В это мгновение Дмитрий Иванович подумал, что эти рассуждения заносят его слишком далеко. Любят ведь и корыстолюбцы, и негодяи, и даже бандиты. По-своему, но любят.

Просто идет оно неведомо от чего, как сон, как солнечные лучи, как пение соловья. Оно — жизнь. И поэтому ему надо доверять всего больше.

Дмитрий Иванович почувствовал, что он завидует Юлию. Желает ему счастья, добра и завидует.

И он снова и снова верил в этот широкий, залитый солнечными лучами мир, который умеет рождать такие чудеса. «Это солнце движет ими, — подумал он растроганно. — Юлием. Верой.
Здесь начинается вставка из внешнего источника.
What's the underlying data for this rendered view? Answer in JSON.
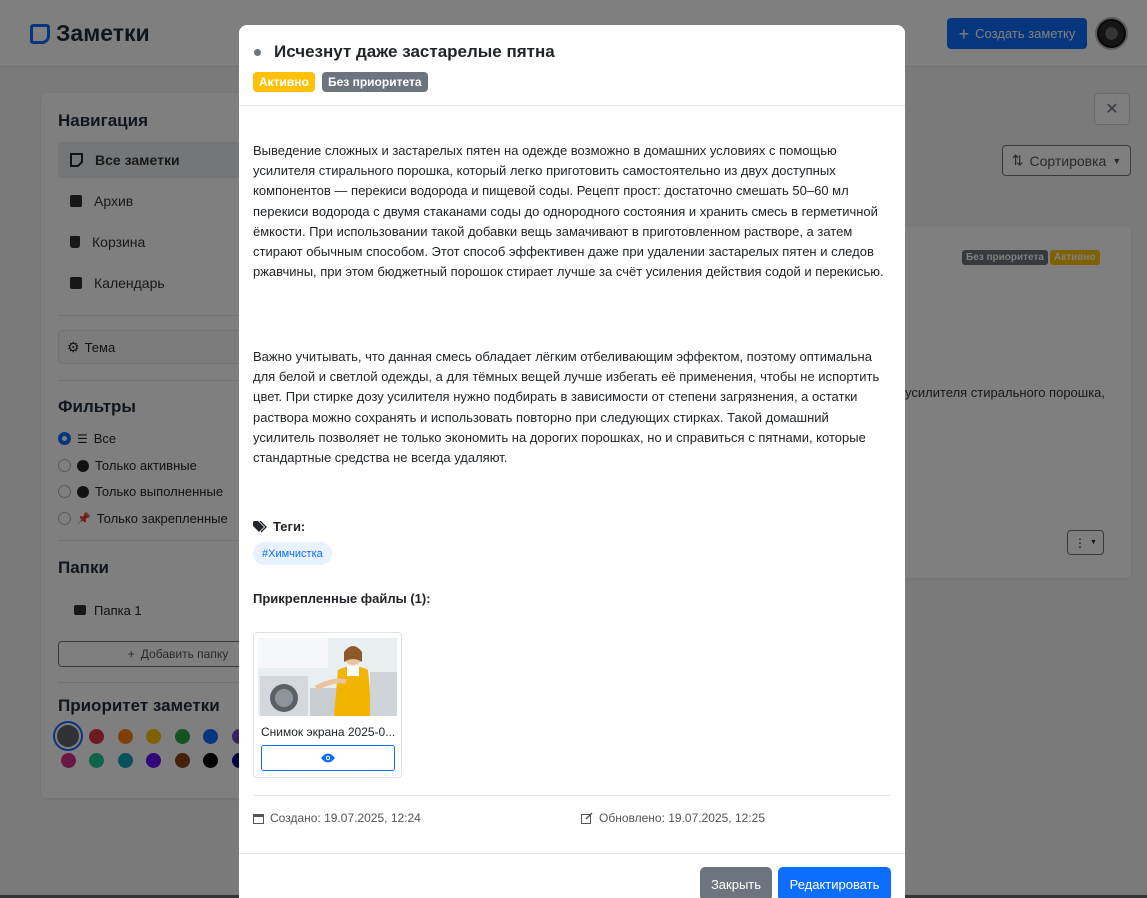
{
  "app": {
    "title": "Заметки",
    "create_label": "Создать заметку"
  },
  "sidebar": {
    "nav_heading": "Навигация",
    "nav_items": [
      {
        "label": "Все заметки",
        "icon": "note-icon"
      },
      {
        "label": "Архив",
        "icon": "archive-icon"
      },
      {
        "label": "Корзина",
        "icon": "trash-icon"
      },
      {
        "label": "Календарь",
        "icon": "calendar-icon"
      }
    ],
    "theme_label": "Тема",
    "filters_heading": "Фильтры",
    "filters": [
      {
        "label": "Все",
        "selected": true
      },
      {
        "label": "Только активные",
        "selected": false
      },
      {
        "label": "Только выполненные",
        "selected": false
      },
      {
        "label": "Только закрепленные",
        "selected": false
      }
    ],
    "folders_heading": "Папки",
    "folders": [
      {
        "label": "Папка 1"
      }
    ],
    "add_folder_label": "Добавить папку",
    "priority_heading": "Приоритет заметки",
    "priority_colors": [
      "#5f6368",
      "#dc3545",
      "#fd7e14",
      "#ffc107",
      "#28a745",
      "#0d6efd",
      "#6f42c1",
      "#d63384",
      "#20c997",
      "#17a2b8",
      "#6610f2",
      "#8b4513",
      "#000000",
      "#00008b"
    ]
  },
  "toolbar": {
    "search_clear_icon": "close-icon",
    "sort_label": "Сортировка"
  },
  "background_card": {
    "priority_badge": "Без приоритета",
    "status_badge": "Активно",
    "snippet": "усилителя стирального порошка,"
  },
  "modal": {
    "title": "Исчезнут даже застарелые пятна",
    "status_badge": "Активно",
    "priority_badge": "Без приоритета",
    "paragraphs": [
      "Выведение сложных и застарелых пятен на одежде возможно в домашних условиях с помощью усилителя стирального порошка, который легко приготовить самостоятельно из двух доступных компонентов — перекиси водорода и пищевой соды. Рецепт прост: достаточно смешать 50–60 мл перекиси водорода с двумя стаканами соды до однородного состояния и хранить смесь в герметичной ёмкости. При использовании такой добавки вещь замачивают в приготовленном растворе, а затем стирают обычным способом. Этот способ эффективен даже при удалении застарелых пятен и следов ржавчины, при этом бюджетный порошок стирает лучше за счёт усиления действия содой и перекисью.",
      "Важно учитывать, что данная смесь обладает лёгким отбеливающим эффектом, поэтому оптимальна для белой и светлой одежды, а для тёмных вещей лучше избегать её применения, чтобы не испортить цвет. При стирке дозу усилителя нужно подбирать в зависимости от степени загрязнения, а остатки раствора можно сохранять и использовать повторно при следующих стирках. Такой домашний усилитель позволяет не только экономить на дорогих порошках, но и справиться с пятнами, которые стандартные средства не всегда удаляют."
    ],
    "tags_label": "Теги:",
    "tags": [
      "#Химчистка"
    ],
    "files_label": "Прикрепленные файлы (1):",
    "files": [
      {
        "name": "Снимок экрана 2025-0..."
      }
    ],
    "created": "Создано: 19.07.2025, 12:24",
    "updated": "Обновлено: 19.07.2025, 12:25",
    "close_label": "Закрыть",
    "edit_label": "Редактировать"
  },
  "colors": {
    "primary": "#0d6efd",
    "warning": "#ffc107",
    "secondary": "#6c757d"
  }
}
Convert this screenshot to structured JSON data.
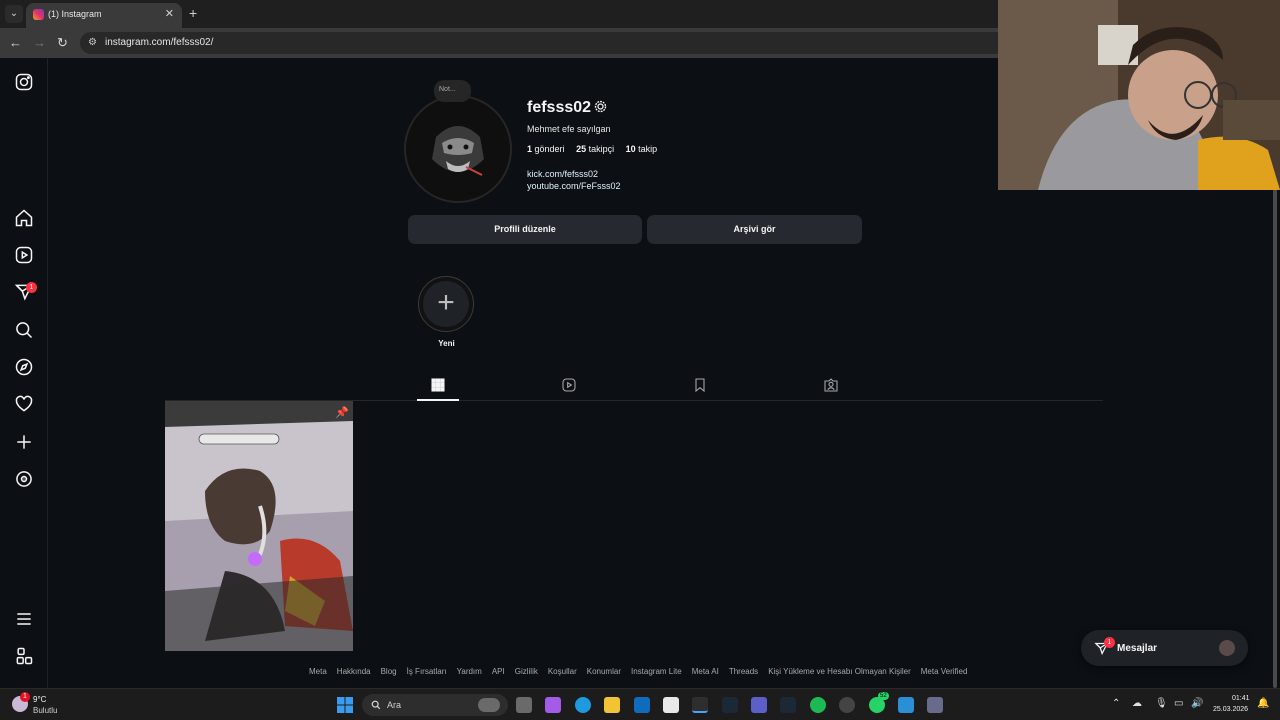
{
  "browser": {
    "tab_title": "(1) Instagram",
    "close": "✕",
    "new_tab": "+",
    "url": "instagram.com/fefsss02/"
  },
  "sidebar": {
    "notification_badge": "1"
  },
  "profile": {
    "note_placeholder": "Not...",
    "username": "fefsss02",
    "full_name": "Mehmet efe sayılgan",
    "posts_count": "1",
    "posts_label": "gönderi",
    "followers_count": "25",
    "followers_label": "takipçi",
    "following_count": "10",
    "following_label": "takip",
    "links": [
      "kick.com/fefsss02",
      "youtube.com/FeFsss02"
    ],
    "edit_button": "Profili düzenle",
    "archive_button": "Arşivi gör",
    "new_story_label": "Yeni"
  },
  "footer": {
    "links": [
      "Meta",
      "Hakkında",
      "Blog",
      "İş Fırsatları",
      "Yardım",
      "API",
      "Gizlilik",
      "Koşullar",
      "Konumlar",
      "Instagram Lite",
      "Meta AI",
      "Threads",
      "Kişi Yükleme ve Hesabı Olmayan Kişiler",
      "Meta Verified"
    ]
  },
  "messages": {
    "label": "Mesajlar",
    "badge": "1"
  },
  "taskbar": {
    "weather_temp": "9°C",
    "weather_desc": "Bulutlu",
    "search_text": "Ara",
    "time": "01:41",
    "date": "25.03.2026",
    "weather_badge": "1",
    "whatsapp_badge": "52"
  },
  "colors": {
    "background": "#0c1014",
    "button": "#262a30",
    "badge": "#ff3040"
  }
}
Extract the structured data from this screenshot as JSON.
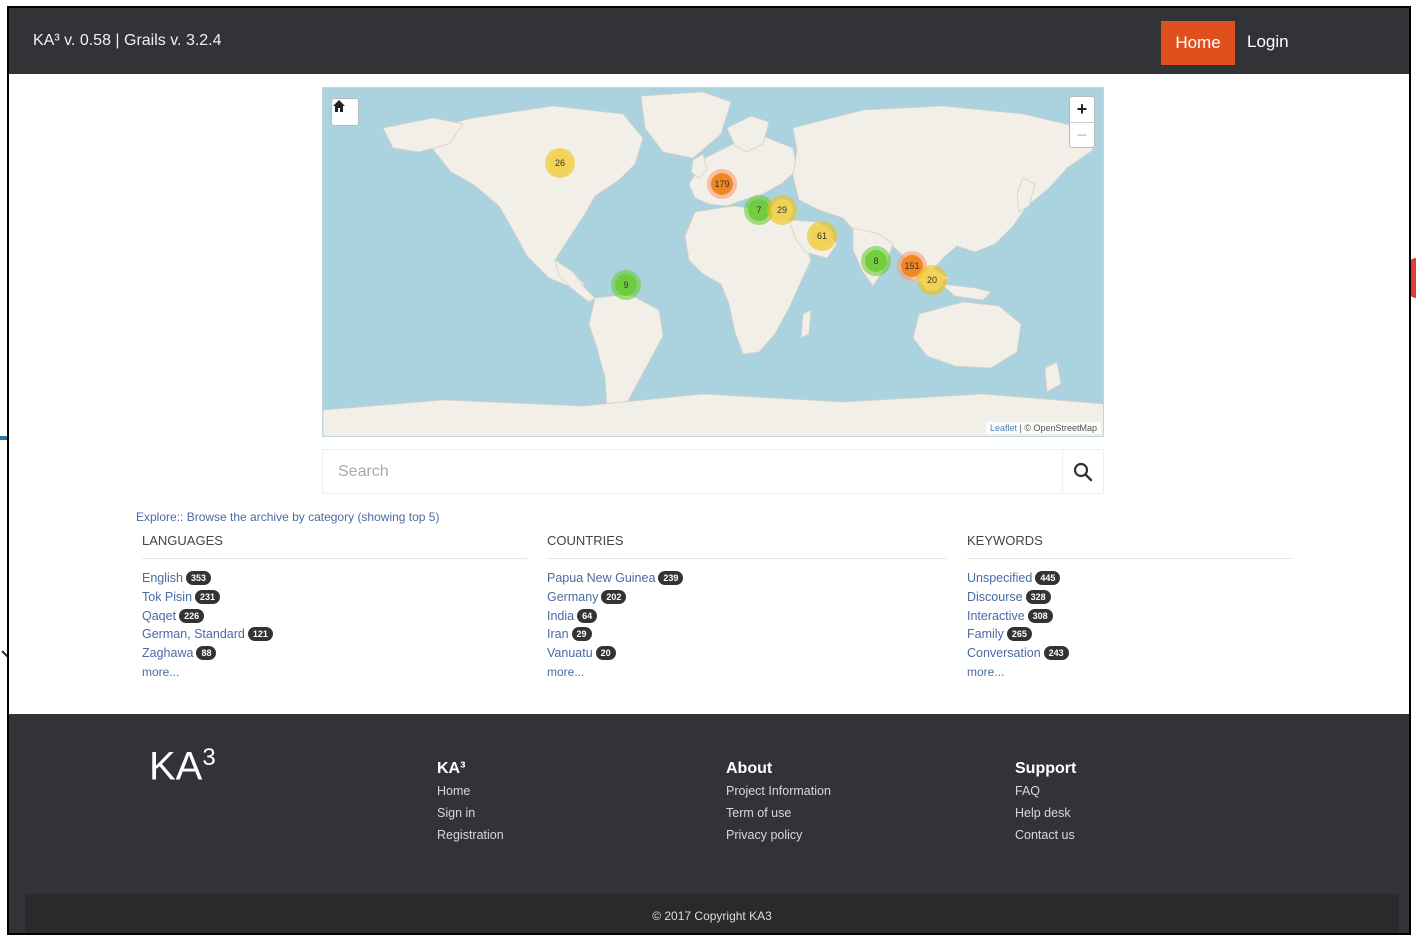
{
  "navbar": {
    "brand": "KA³ v. 0.58 | Grails v. 3.2.4",
    "home_label": "Home",
    "login_label": "Login",
    "accent_color": "#e0501f"
  },
  "map": {
    "home_icon": "home-icon",
    "zoom_in": "+",
    "zoom_out": "−",
    "attribution_leaflet": "Leaflet",
    "attribution_rest": " | © OpenStreetMap",
    "clusters": [
      {
        "label": "26",
        "level": "medium"
      },
      {
        "label": "179",
        "level": "large"
      },
      {
        "label": "7",
        "level": "small"
      },
      {
        "label": "29",
        "level": "medium"
      },
      {
        "label": "61",
        "level": "medium"
      },
      {
        "label": "9",
        "level": "small"
      },
      {
        "label": "8",
        "level": "small"
      },
      {
        "label": "151",
        "level": "large"
      },
      {
        "label": "20",
        "level": "medium"
      }
    ]
  },
  "search": {
    "placeholder": "Search",
    "icon": "search-icon"
  },
  "explore": {
    "text": "Explore:: Browse the archive by category (showing top 5)",
    "languages": {
      "heading": "LANGUAGES",
      "items": [
        {
          "label": "English",
          "count": "353"
        },
        {
          "label": "Tok Pisin",
          "count": "231"
        },
        {
          "label": "Qaqet",
          "count": "226"
        },
        {
          "label": "German, Standard",
          "count": "121"
        },
        {
          "label": "Zaghawa",
          "count": "88"
        }
      ],
      "more": "more..."
    },
    "countries": {
      "heading": "COUNTRIES",
      "items": [
        {
          "label": "Papua New Guinea",
          "count": "239"
        },
        {
          "label": "Germany",
          "count": "202"
        },
        {
          "label": "India",
          "count": "64"
        },
        {
          "label": "Iran",
          "count": "29"
        },
        {
          "label": "Vanuatu",
          "count": "20"
        }
      ],
      "more": "more..."
    },
    "keywords": {
      "heading": "KEYWORDS",
      "items": [
        {
          "label": "Unspecified",
          "count": "445"
        },
        {
          "label": "Discourse",
          "count": "328"
        },
        {
          "label": "Interactive",
          "count": "308"
        },
        {
          "label": "Family",
          "count": "265"
        },
        {
          "label": "Conversation",
          "count": "243"
        }
      ],
      "more": "more..."
    }
  },
  "footer": {
    "logo": "KA",
    "logo_sup": "3",
    "ka": {
      "title": "KA³",
      "links": [
        "Home",
        "Sign in",
        "Registration"
      ]
    },
    "about": {
      "title": "About",
      "links": [
        "Project Information",
        "Term of use",
        "Privacy policy"
      ]
    },
    "support": {
      "title": "Support",
      "links": [
        "FAQ",
        "Help desk",
        "Contact us"
      ]
    },
    "copyright": "© 2017 Copyright KA3"
  }
}
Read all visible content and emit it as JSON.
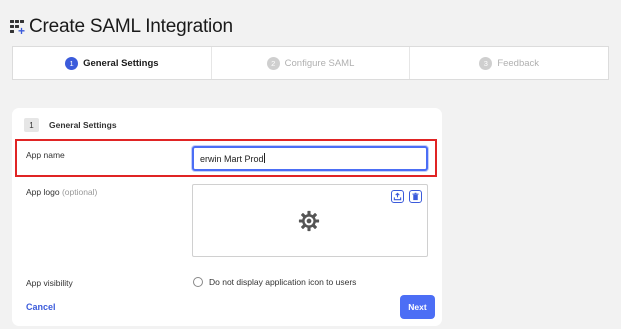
{
  "page": {
    "title": "Create SAML Integration"
  },
  "stepper": {
    "steps": [
      {
        "number": "1",
        "label": "General Settings",
        "state": "active"
      },
      {
        "number": "2",
        "label": "Configure SAML",
        "state": "inactive"
      },
      {
        "number": "3",
        "label": "Feedback",
        "state": "inactive"
      }
    ]
  },
  "card": {
    "step_number": "1",
    "title": "General Settings",
    "app_name": {
      "label": "App name",
      "value": "erwin Mart Prod"
    },
    "app_logo": {
      "label": "App logo",
      "optional": "(optional)"
    },
    "app_visibility": {
      "label": "App visibility",
      "option": "Do not display application icon to users",
      "checked": false
    },
    "cancel_label": "Cancel",
    "next_label": "Next"
  },
  "colors": {
    "accent": "#4c6ef5",
    "highlight": "#e02424"
  }
}
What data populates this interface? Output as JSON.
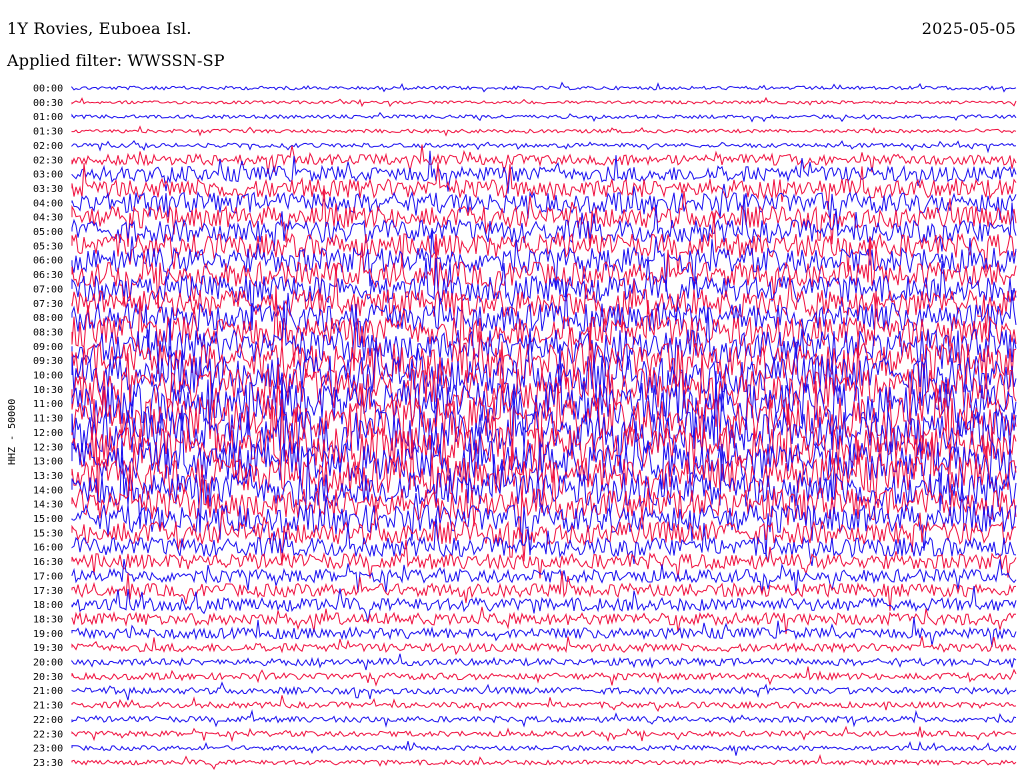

Их любовью».

Глава двенадцатая

В большой комнате с тремя окнами, в которой работало четверо младших и двое старших научных сотрудников, Неля осталась вдвоем с Зоей — все другие были в отпуске. Через четыре дня в отпуск уходила и Зоя, а еще через три должна была пойти и Неля: опыты, которые они проводят, комплексные, и одному или двум тут делать нечего. Они и не делали: читали книги, болтали или же тихонько по очереди удирали из института и толкались по магазинам.